There are all kinds of numbers being quoted on how many H1B workers could be affected by changes to extension rules but many of them are far off the mark. A comprehensive list of official numbers released by the USCIS is linked here for our readers.
Unlike usual practice, this particular statement has not yet found its way onto either the USCIS Twitter handle or website.
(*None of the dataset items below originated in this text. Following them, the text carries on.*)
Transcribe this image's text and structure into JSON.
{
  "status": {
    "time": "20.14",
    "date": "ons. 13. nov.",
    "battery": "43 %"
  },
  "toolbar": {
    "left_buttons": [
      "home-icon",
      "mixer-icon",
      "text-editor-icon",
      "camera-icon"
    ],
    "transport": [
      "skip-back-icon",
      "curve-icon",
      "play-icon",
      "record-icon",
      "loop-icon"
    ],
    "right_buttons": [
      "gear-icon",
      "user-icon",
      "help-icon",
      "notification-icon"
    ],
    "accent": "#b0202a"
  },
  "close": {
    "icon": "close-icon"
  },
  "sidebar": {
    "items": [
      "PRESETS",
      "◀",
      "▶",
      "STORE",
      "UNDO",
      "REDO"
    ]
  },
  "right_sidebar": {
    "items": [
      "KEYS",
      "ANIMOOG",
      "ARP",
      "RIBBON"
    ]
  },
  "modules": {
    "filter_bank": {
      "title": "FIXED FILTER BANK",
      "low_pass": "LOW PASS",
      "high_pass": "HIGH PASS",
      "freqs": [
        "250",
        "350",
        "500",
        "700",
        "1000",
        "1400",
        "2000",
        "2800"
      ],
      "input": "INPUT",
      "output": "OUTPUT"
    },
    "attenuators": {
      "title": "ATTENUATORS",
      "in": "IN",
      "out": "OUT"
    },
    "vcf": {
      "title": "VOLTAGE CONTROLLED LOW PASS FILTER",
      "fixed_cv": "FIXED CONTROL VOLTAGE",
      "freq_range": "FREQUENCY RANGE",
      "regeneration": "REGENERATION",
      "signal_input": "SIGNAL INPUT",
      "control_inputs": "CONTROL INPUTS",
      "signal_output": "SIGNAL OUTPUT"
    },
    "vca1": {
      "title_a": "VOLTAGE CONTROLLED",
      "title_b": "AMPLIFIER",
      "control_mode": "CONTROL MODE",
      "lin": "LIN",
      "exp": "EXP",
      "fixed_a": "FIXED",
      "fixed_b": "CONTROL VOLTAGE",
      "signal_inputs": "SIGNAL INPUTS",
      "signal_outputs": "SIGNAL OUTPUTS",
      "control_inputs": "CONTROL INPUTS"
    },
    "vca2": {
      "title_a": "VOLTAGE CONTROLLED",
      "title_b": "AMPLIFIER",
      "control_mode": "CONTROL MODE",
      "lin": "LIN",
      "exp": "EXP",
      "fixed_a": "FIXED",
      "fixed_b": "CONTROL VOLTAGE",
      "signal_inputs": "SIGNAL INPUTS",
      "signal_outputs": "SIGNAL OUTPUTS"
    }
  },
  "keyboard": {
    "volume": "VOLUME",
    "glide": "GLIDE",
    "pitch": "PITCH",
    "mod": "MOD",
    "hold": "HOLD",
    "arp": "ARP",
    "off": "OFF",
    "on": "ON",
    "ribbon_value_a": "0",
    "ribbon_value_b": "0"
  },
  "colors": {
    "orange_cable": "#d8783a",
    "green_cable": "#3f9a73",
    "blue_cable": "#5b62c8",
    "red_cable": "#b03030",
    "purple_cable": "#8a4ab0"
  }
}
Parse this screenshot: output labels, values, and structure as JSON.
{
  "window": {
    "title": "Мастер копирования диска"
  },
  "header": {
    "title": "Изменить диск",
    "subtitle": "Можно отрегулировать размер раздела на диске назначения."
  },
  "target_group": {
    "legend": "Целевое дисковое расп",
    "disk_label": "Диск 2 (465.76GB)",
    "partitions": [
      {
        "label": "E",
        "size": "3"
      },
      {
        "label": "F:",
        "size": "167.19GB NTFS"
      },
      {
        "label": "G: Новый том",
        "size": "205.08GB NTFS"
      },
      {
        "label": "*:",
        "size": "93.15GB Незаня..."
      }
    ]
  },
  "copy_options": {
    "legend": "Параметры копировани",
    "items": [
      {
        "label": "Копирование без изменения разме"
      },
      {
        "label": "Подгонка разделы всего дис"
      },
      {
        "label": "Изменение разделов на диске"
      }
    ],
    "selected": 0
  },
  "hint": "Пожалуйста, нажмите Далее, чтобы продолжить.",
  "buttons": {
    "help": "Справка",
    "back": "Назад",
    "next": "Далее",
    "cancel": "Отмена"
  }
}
Also, the messenger is neither the USCIS chief L. Francis Cissna who has been very actively speaking on Trump’s pet subject of immigration reform after he warmed up to his role a couple of months into the new job nor Kevin Cummings who is boss of the Foreign Workers division at the USCIS.
USCIS nuanced the statement indicating that H1B extensions may not be in the firing line for now but other issues certainly are within the wide ambit for “review of employment based visa programs” that Trump’s Buy American Hire American Executive Order allows.
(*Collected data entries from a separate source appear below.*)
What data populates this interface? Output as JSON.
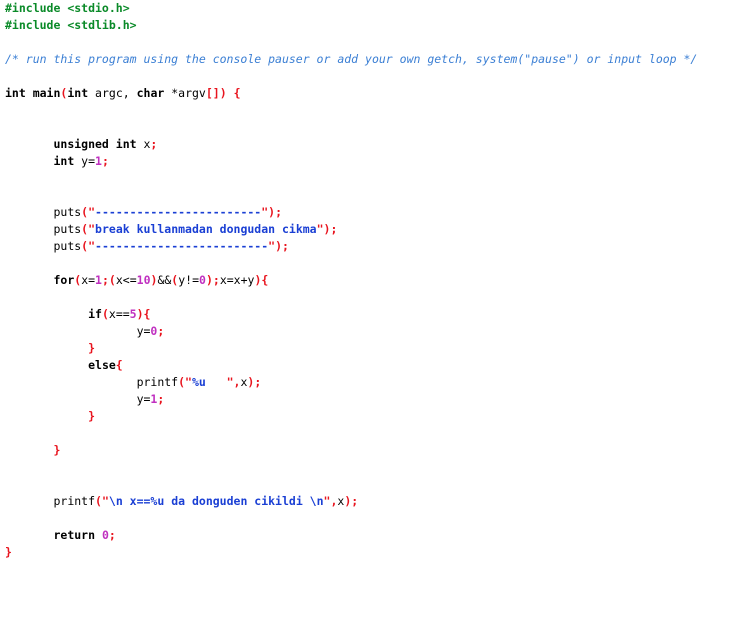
{
  "editor": {
    "language": "C",
    "background_color": "#ffffff",
    "colors": {
      "preprocessor": "#0a8a28",
      "comment": "#3b7fd4",
      "keyword": "#000000",
      "punctuation": "#e8141e",
      "string": "#1a3fd4",
      "number": "#c030c0"
    }
  },
  "code": {
    "line1_pre": "#include",
    "line1_hdr": " <stdio.h>",
    "line2_pre": "#include",
    "line2_hdr": " <stdlib.h>",
    "line4_comment": "/* run this program using the console pauser or add your own getch, system(\"pause\") or input loop */",
    "line6_kw_int": "int",
    "line6_fn": " main",
    "line6_p1": "(",
    "line6_kw_int2": "int",
    "line6_arg1": " argc, ",
    "line6_kw_char": "char",
    "line6_arg2": " *argv",
    "line6_brk": "[]",
    "line6_p2": ")",
    "line6_brace": " {",
    "line9_kw": "unsigned int",
    "line9_var": " x",
    "line9_semi": ";",
    "line10_kw": "int",
    "line10_var": " y=",
    "line10_num": "1",
    "line10_semi": ";",
    "line13_fn": "puts",
    "line13_p1": "(",
    "line13_q1": "\"",
    "line13_str": "------------------------",
    "line13_q2": "\"",
    "line13_p2": ")",
    "line13_semi": ";",
    "line14_fn": "puts",
    "line14_p1": "(",
    "line14_q1": "\"",
    "line14_str": "break kullanmadan dongudan cikma",
    "line14_q2": "\"",
    "line14_p2": ")",
    "line14_semi": ";",
    "line15_fn": "puts",
    "line15_p1": "(",
    "line15_q1": "\"",
    "line15_str": "-------------------------",
    "line15_q2": "\"",
    "line15_p2": ")",
    "line15_semi": ";",
    "line17_kw": "for",
    "line17_p1": "(",
    "line17_a": "x=",
    "line17_n1": "1",
    "line17_s1": ";",
    "line17_p2": "(",
    "line17_b": "x<=",
    "line17_n2": "10",
    "line17_p3": ")",
    "line17_amp": "&&",
    "line17_p4": "(",
    "line17_c": "y!=",
    "line17_n3": "0",
    "line17_p5": ")",
    "line17_s2": ";",
    "line17_d": "x=x+y",
    "line17_p6": ")",
    "line17_brace": "{",
    "line19_kw": "if",
    "line19_p1": "(",
    "line19_cond": "x==",
    "line19_num": "5",
    "line19_p2": ")",
    "line19_brace": "{",
    "line20_var": "y=",
    "line20_num": "0",
    "line20_semi": ";",
    "line21_brace": "}",
    "line22_kw": "else",
    "line22_brace": "{",
    "line23_fn": "printf",
    "line23_p1": "(",
    "line23_q1": "\"",
    "line23_str": "%u   ",
    "line23_q2": "\"",
    "line23_comma": ",",
    "line23_arg": "x",
    "line23_p2": ")",
    "line23_semi": ";",
    "line24_var": "y=",
    "line24_num": "1",
    "line24_semi": ";",
    "line25_brace": "}",
    "line27_brace": "}",
    "line29_fn": "printf",
    "line29_p1": "(",
    "line29_q1": "\"",
    "line29_str": "\\n x==%u da donguden cikildi \\n",
    "line29_q2": "\"",
    "line29_comma": ",",
    "line29_arg": "x",
    "line29_p2": ")",
    "line29_semi": ";",
    "line31_kw": "return",
    "line31_sp": " ",
    "line31_num": "0",
    "line31_semi": ";",
    "line32_brace": "}"
  }
}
Overall, two kinds of reactions followed after reports that knives were allegedly out for those binging on H1B extensions – one, of course, was worry and the other equally pervasive one has been that “Trump won’t have it easy and like the Muslim ban, it’ll be a legal fight”.
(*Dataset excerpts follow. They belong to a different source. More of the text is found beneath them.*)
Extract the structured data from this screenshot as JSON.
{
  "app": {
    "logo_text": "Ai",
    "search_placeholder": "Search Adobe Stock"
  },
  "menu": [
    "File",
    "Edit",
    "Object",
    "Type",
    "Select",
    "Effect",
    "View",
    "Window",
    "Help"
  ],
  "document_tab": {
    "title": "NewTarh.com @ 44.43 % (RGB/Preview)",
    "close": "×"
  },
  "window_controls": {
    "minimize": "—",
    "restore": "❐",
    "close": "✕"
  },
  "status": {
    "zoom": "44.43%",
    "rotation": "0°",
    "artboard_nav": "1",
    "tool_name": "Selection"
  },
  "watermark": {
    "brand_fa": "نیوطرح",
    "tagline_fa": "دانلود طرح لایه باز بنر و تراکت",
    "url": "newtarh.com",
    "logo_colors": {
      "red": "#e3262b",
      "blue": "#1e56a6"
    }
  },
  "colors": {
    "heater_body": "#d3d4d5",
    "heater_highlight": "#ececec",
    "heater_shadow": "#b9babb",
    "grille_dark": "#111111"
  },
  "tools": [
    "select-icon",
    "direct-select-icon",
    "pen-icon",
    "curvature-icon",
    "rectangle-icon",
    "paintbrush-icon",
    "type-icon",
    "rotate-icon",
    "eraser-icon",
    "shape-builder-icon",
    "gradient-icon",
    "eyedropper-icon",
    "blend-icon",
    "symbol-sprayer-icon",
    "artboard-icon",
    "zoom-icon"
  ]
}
While the administration insists that there’s been no “pressure” to back off, there are multiple dominos to consider here. One of them is significant – a squeeze on both sides of the aisle. Reports that between 30 and 40 lawmakers have planned to resist any immigration package placed in Congress next week is the top political story in Washington D.C. Apprehension of major league legislation that may be dead on arrival is not Trump’s idea of success, now that the US President has had a yearlong flavour of legislative gridlock.
That much for the H1B.
What about the H4 visa holder? That’s another story which continues to rankle.
Will be employment authorization for H4 workers be killed?
There’s radio silence so far from the court case that just might be the decider here – Save Jobs USA versus Department of Homeland Security. What we do have been clear signals of the mood within. For instance a regulatory agenda item titled “Removing H-4 Dependent Spouses from the Class of Aliens Eligible for Employment Authorization” which is how it appeared on the Trump administration’s executive office calendar does little to hide intent.
If it goes badly for the H4 and the H1B worker has a narrow escape, it just reinforces the grim leitmotif of the H1B story for the last 27 years – the H4 visa is a lousy deal for dependents with similar or better skills than the H1B worker.